Pero no había dado término aún a su velada la juventud ociosa.
Se veía en una de las ventanas del Hotel Chevalier, a través de las tablillas del cerrado postigo, la luz que la ley prohibía. Estacionaban ante la puerta del Chevalier algunos trineos y coches de plaza, y una troika de postas. Arrebujado en su pelliza, buscaba refugio el portero en un rincón del vestíbulo.
Un camarero del establecimiento, de pálido y cenceño rostro, sentado en el otro cuarto, se preguntaba:
—¿En qué pasarán su tiempo la noche íntegra? Siempre que estoy de servicio me toca la misma suerte.

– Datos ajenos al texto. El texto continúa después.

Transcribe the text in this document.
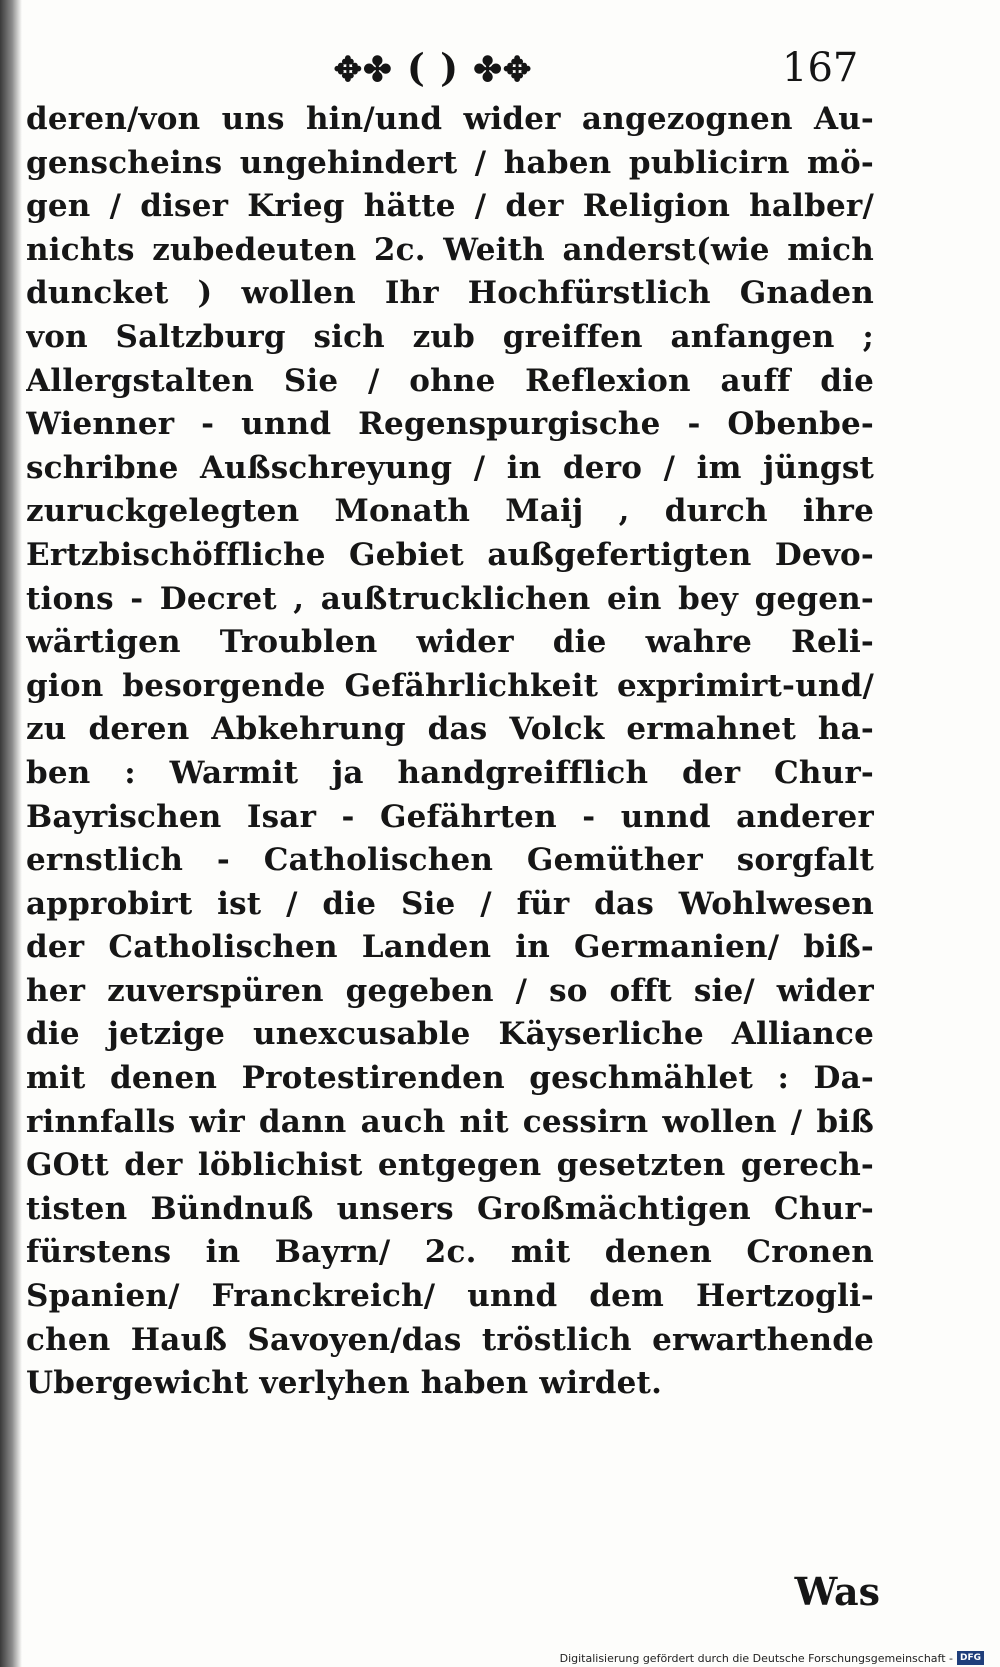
✥✤ ( ) ✤✥	167
deren/von uns hin/und wider angezognen Au-
genscheins ungehindert / haben publicirn mö-
gen / diser Krieg hätte / der Religion halber/
nichts zubedeuten 2c. Weith anderst(wie mich
duncket ) wollen Ihr Hochfürstlich Gnaden
von Saltzburg sich zub greiffen anfangen ;
Allergstalten Sie / ohne Reflexion auff die
Wienner - unnd Regenspurgische - Obenbe-
schribne Außschreyung / in dero / im jüngst
zuruckgelegten Monath Maij , durch ihre
Ertzbischöffliche Gebiet außgefertigten Devo-
tions - Decret , außtrucklichen ein bey gegen-
wärtigen Troublen wider die wahre Reli-
gion besorgende Gefährlichkeit exprimirt-und/
zu deren Abkehrung das Volck ermahnet ha-
ben : Warmit ja handgreifflich der Chur-
Bayrischen Isar - Gefährten - unnd anderer
ernstlich - Catholischen Gemüther sorgfalt
approbirt ist / die Sie / für das Wohlwesen
der Catholischen Landen in Germanien/ biß-
her zuverspüren gegeben / so offt sie/ wider
die jetzige unexcusable Käyserliche Alliance
mit denen Protestirenden geschmählet : Da-
rinnfalls wir dann auch nit cessirn wollen / biß
GOtt der löblichist entgegen gesetzten gerech-
tisten Bündnuß unsers Großmächtigen Chur-
fürstens in Bayrn/ 2c. mit denen Cronen
Spanien/ Franckreich/ unnd dem Hertzogli-
chen Hauß Savoyen/das tröstlich erwarthende
Ubergewicht verlyhen haben wirdet.
Was
Digitalisierung gefördert durch die Deutsche Forschungsgemeinschaft - DFG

Se oían las voces de tres jóvenes que estaban cenando en la habitación contigua. Estaban sentados en torno de una mesa en la cual se veían los restos de una cena. Uno de los jóvenes, de escasa estatura, delgado, atildado y extremadamente feo, miraba con ojos bondadosos a otro que estaba a punto de marcharse. El segundo de los jóvenes muy buen mozo, se hallaba tendido sobre un diván, juntó a la mesa repleta de botellas vacías. El tercero de los mancebos, que vestía una corta pelliza, paseábase por el cuarto, deteniéndose de vez en cuando para tomar y cascar almendras con sus manos rudas y pesadas, aunque muy bien cuidadas. Sonreía sin cesar y sus ojos brillaban; sus mejillas estaban encendidas. Charlaba calurosamente, haciendo grandes gestos, y buscaba los términos que con frecuencia no acudían a sus labios, para dar forma a su pensamiento y para expresar lo que abrumaba su corazón.